Pin or screw — both are valid. Pins go through the existing post holes in the Unitrack base. Screws go into 1.6 mm pilot holes drilled through that same hole. Most adhesives won't hold the Kato base under any sort of mechanical load, so the rule is mechanical fixings only. If you need to lift the track later for a wiring fix, you will be glad you didn't glue it down.

Critical

The track must overhang the module ends by exactly 1 mm. Not 0.5 mm. Not 1.5 mm. Exactly 1 mm. A strip of 0.040″ (1 mm) styrene held against the end face as a setback gauge takes all the guesswork out — push the track up against the styrene strip, screw down, remove styrene.

6. Skyboard

The skyboard goes on last, and it must come off again — modules go in and out of cars, and a fixed skyboard makes packing a nightmare. Two M6 bolts through the back face into tee nuts in the skyboard, or four self-adhesive Velcro pads, are both acceptable. Test the lift-off before you paint.

Paint the skyboard a sky tone — soft mid-blue, slightly grey, reading as "fair weather mid-morning." Resist the temptation to paint clouds; a row of three modules with three different cloud styles is more distracting than helpful.

Checking before paint

Five questions. If every answer is yes, prime and paint.
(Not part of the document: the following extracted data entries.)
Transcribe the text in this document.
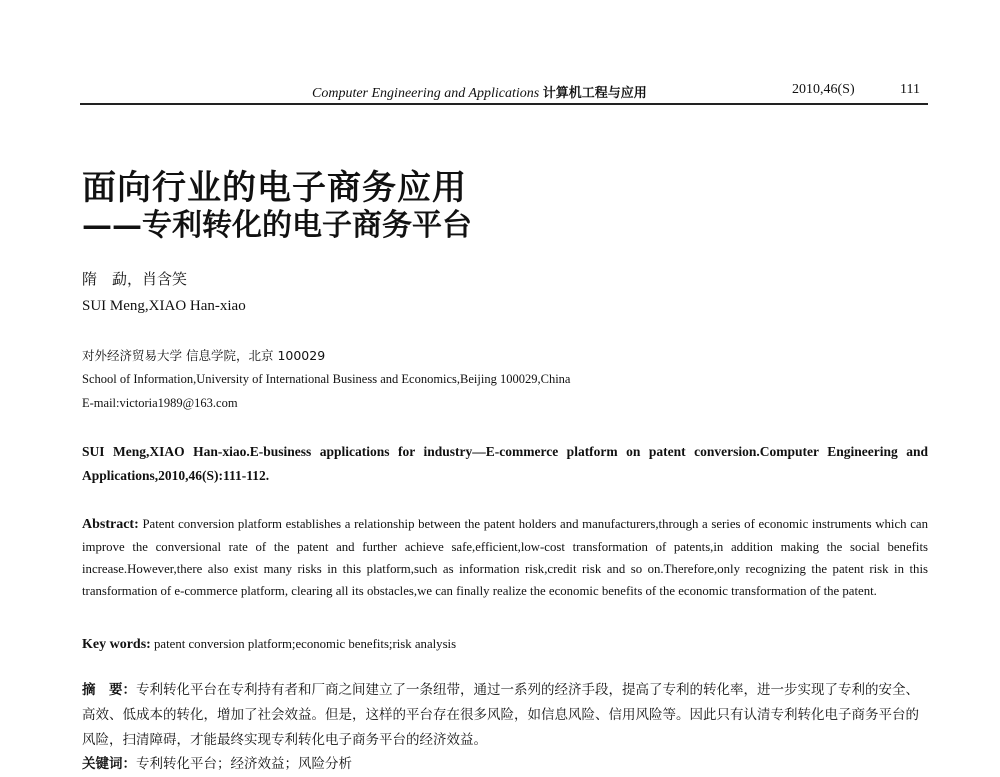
Computer Engineering and Applications 计算机工程与应用	2010,46(S)	111
面向行业的电子商务应用
——专利转化的电子商务平台
隋　勐，肖含笑
SUI Meng,XIAO Han-xiao
对外经济贸易大学 信息学院，北京 100029
School of Information,University of International Business and Economics,Beijing 100029,China
E-mail:victoria1989@163.com
SUI Meng,XIAO Han-xiao.E-business applications for industry—E-commerce platform on patent conversion.Computer Engineering and Applications,2010,46(S):111-112.
Abstract: Patent conversion platform establishes a relationship between the patent holders and manufacturers,through a series of economic instruments which can improve the conversional rate of the patent and further achieve safe,efficient,low-cost transformation of patents,in addition making the social benefits increase.However,there also exist many risks in this platform,such as information risk,credit risk and so on.Therefore,only recognizing the patent risk in this transformation of e-commerce platform, clearing all its obstacles,we can finally realize the economic benefits of the economic transformation of the patent.
Key words: patent conversion platform;economic benefits;risk analysis
摘　要：专利转化平台在专利持有者和厂商之间建立了一条纽带，通过一系列的经济手段，提高了专利的转化率，进一步实现了专利的安全、高效、低成本的转化，增加了社会效益。但是，这样的平台存在很多风险，如信息风险、信用风险等。因此只有认清专利转化电子商务平台的风险，扫清障碍，才能最终实现专利转化电子商务平台的经济效益。
关键词：专利转化平台；经济效益；风险分析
If any answer is no, stop and fix — paint over a problem is a problem in a prettier coat.

  1. Track ends protrude from the module ends by exactly 1 mm?
  2. Levelling bolts move freely through their full 70 → 100 mm range, no binding?
  3. With all four bolts wound to minimum, does the module sit flat on a level surface — no rocking?
  4. Does the skyboard fit, sit square, and lift off cleanly for transport?
  5. Have both feeder ports been drilled at the correct offsets?

If all five are yes, you have a structurally sound module. Prime with a grey or brown undercoat, paint inside the box matt black (light spill kills the illusion of a tunnel mouth), and you are ready for scenery and electrical.

Where to buy the bits

Australian retailers stock every item on the lists above between them — sheet stock from the timber yard, hardware from any decent fastener shop, the Kato re-railer and Unitrack from any of the model railway suppliers. We maintain a comprehensive list with current stockists, postage notes and useful substitutes on the tools page.

The very short version: Bunnings or your local timber yard for the sheet and pine, Mitre 10 or a fastener specialist for the M6 hardware, and any model railway shop or hobby store for the Kato re-railer and the small black hobby screws. None of it should cost more than a hundred dollars to outfit your first module.